In a guidance document published by KABC-TV, the health department declared, "Door to door trick or treating is not allowed because it can be very difficult to maintain proper social distancing on porches and at front doors especially in neighborhoods that are popular with trick or treaters." The health department also went one step further and stated, "Gatherings or Parties with non-household members are not permitted even if they are conducted outdoors."
The county has also ordered that "Carnivals, festivals, live entertainment, and haunted house attractions are not allowed."
Los Angeles County has continued to experience repeated protest events since the May 25 death of George Floyd. Protesters have not been cited for failing to abide by social distancing guidelines, and prominent city officials have even joined in many of the protests, while shutting off electricity and water to homes and businesses that violate those same rules.
Not to worry, though! If you live in Los Angeles County and have small children, they can still participate in many fun activities, including "Online parties/contests (e.g. costume or pumpkin carving)" and "Halloween themed art installations at an outdoor museum," both of which will surely be acceptable substitutes for small children.

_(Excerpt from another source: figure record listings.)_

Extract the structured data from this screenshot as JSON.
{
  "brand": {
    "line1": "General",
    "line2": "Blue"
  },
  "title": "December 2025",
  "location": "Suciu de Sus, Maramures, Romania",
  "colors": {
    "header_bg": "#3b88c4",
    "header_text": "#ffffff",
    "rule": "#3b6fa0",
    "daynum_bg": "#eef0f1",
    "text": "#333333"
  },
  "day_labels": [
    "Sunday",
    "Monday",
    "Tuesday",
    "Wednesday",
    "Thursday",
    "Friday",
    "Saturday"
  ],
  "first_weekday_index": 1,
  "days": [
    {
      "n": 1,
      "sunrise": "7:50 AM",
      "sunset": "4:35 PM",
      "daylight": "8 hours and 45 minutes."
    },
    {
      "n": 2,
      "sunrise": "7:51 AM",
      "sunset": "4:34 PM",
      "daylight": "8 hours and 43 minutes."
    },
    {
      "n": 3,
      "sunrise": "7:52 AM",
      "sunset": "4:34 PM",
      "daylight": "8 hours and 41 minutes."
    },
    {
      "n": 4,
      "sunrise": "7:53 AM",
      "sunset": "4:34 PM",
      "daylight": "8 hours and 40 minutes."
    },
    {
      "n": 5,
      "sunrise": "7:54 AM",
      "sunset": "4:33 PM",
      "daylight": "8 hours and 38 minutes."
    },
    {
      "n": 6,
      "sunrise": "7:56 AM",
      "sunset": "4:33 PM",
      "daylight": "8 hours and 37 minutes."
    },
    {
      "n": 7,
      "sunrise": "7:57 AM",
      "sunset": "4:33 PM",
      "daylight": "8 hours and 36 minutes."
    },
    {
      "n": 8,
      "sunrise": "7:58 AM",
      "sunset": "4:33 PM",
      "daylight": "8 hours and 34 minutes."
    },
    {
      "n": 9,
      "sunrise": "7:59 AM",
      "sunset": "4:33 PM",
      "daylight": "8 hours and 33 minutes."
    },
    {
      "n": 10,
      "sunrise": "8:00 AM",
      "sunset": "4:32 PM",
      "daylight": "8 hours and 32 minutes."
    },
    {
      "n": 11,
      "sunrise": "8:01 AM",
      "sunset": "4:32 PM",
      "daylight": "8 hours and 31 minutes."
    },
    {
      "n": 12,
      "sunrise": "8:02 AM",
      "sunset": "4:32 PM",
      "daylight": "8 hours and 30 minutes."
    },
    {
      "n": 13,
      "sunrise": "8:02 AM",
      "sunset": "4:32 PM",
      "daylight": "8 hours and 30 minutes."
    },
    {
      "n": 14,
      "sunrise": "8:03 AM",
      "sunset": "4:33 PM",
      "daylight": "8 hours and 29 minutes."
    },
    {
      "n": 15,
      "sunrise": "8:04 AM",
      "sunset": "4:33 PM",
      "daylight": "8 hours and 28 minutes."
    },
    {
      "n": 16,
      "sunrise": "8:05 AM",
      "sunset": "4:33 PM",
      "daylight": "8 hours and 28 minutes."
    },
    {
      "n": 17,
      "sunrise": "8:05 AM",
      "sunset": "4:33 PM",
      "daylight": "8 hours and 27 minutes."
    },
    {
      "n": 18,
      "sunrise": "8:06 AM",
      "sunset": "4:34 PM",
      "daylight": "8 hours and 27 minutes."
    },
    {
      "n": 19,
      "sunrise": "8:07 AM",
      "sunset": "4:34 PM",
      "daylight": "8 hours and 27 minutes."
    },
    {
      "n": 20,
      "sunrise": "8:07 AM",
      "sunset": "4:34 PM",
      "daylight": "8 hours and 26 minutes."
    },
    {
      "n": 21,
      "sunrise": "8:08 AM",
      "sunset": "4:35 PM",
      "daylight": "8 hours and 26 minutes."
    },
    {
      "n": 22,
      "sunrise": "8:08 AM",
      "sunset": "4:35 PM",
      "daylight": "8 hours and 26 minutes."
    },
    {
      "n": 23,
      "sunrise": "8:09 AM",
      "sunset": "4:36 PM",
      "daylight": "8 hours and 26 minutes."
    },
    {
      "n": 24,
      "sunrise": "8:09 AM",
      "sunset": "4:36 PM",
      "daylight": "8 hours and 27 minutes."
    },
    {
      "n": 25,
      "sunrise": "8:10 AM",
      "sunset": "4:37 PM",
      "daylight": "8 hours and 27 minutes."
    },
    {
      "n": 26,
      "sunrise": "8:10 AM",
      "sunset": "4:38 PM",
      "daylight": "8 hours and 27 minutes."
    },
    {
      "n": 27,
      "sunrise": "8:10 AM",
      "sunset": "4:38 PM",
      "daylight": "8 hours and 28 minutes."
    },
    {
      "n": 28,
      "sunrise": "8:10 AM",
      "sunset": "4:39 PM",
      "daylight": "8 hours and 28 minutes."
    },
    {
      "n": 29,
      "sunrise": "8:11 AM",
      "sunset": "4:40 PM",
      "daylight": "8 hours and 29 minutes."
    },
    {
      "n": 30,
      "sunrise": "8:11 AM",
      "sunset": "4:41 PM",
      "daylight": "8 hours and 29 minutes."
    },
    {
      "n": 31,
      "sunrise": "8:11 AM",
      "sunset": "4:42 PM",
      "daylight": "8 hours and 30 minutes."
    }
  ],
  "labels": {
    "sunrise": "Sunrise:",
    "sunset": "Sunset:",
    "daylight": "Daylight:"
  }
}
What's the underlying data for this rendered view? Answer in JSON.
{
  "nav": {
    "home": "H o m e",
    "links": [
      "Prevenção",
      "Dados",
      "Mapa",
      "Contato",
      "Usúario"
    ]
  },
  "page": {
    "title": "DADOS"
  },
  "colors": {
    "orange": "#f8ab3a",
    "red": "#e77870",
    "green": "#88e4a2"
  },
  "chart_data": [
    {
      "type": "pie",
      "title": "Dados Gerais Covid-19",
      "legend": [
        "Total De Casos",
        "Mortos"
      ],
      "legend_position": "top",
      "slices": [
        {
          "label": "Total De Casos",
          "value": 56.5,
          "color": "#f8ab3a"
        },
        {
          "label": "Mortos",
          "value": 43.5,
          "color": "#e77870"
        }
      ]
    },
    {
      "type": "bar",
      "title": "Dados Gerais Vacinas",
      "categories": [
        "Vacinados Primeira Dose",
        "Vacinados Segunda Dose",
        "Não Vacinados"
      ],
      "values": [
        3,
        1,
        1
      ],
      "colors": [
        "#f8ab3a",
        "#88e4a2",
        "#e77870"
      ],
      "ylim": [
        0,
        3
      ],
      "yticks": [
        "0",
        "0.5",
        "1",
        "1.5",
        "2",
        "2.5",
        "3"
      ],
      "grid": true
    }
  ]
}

Additionally, the county has graciously agreed to allow homeowners to "Dress up homes and yards with Halloween themed decorations."
Despite instituting some of the harshest coronavirus lockdown measures in the country (apart from intentionally failing to enforce them against social justice protesters), Los Angeles County has been one of the worst COVID-19 hot spots in the country. The county has seen almost 250,000 confirmed cases of the virus and more than 6,000 deaths at the time of this article's publication.